The first step in conflict management is trying to prevent conflict. This can include setting standards for behavior in group settings and asking people to abide by some guidelines for the way they interact with each other. Rules may include mandates for respecting space, working to keep noise levels down, keeping shared areas clean, and so forth. These measures prevent low-level conflict. They can also allow for rapidly spotting the early warning signs and heading them off at the pass before a dispute becomes vicious.
One approach involves negotiation, where the parties to a conflict meet with each other and attempt to work it out on their own. This requires accommodations and collaboration from all parties to work together on a common goal, identifying the issue at the core of the conflict and addressing it. The negotiators may agree on a contract with each other or could implement some simple changes to resolve their conflict and work more harmoniously together.
Sometimes conflict management needs to move to mediation, where a neutral third party facilitates communication and discussion. This may be necessary because of higher stakes or an inability to work together in negotiating sessions. Mediators can include coworkers and friends as well as supervisors and other people in positions of power. It is important to work with a mediator who will not favor one party or the other, as this can fuel more conflict.

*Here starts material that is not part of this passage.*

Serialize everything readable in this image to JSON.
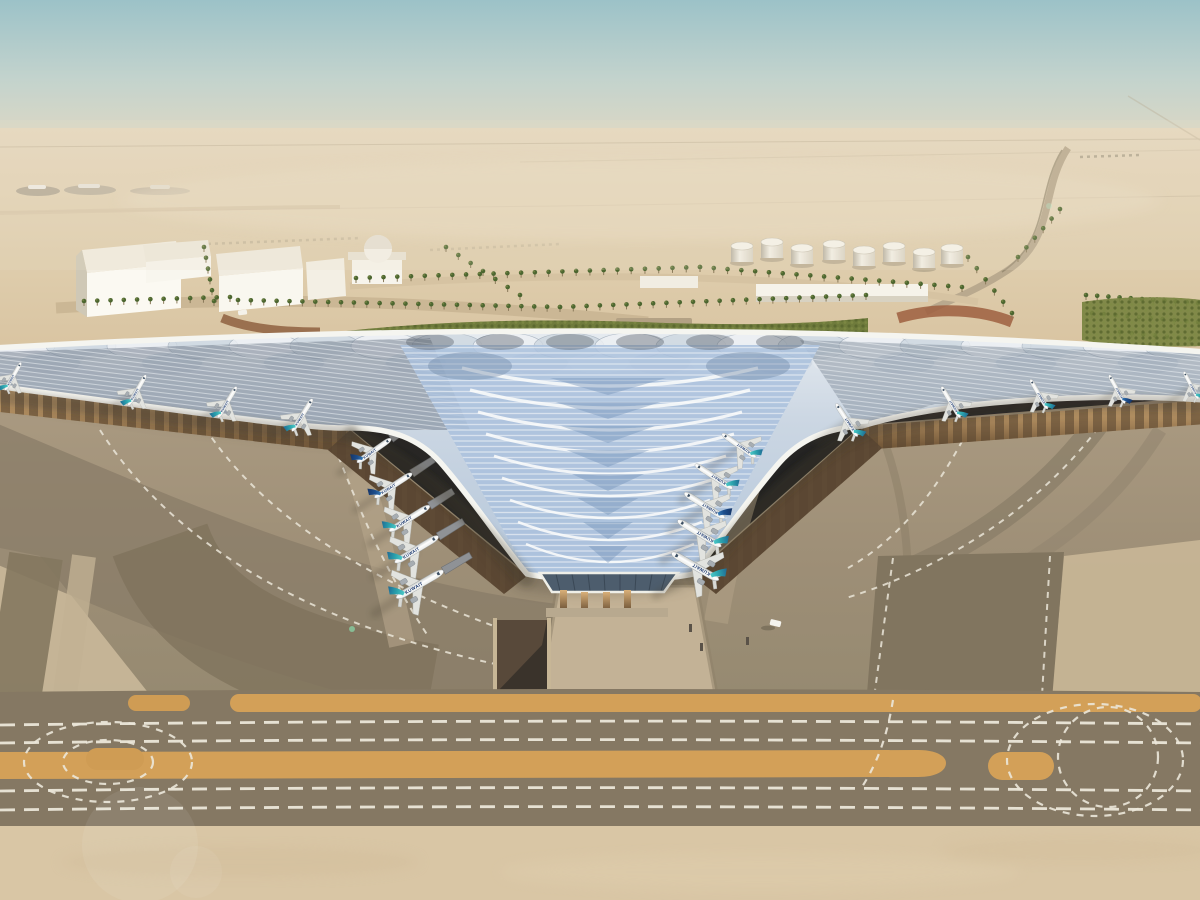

Arbitration is another approach to conflict management. This involves a third party who sits as a judge, hearing both sides and issuing an opinion. The opinion can include rules for all parties to follow, such as ordering a coworker who is bothering another to keep contacts purely professional and to only approach the colleague in the presence of witnesses. Arbitration can be necessary when a conflict appears intractable and the parties are incapable of negotiating or mediating to resolve the situation. This option tends to be less favored, as the parties may emerge from arbitration with feelings of resentment or frustration.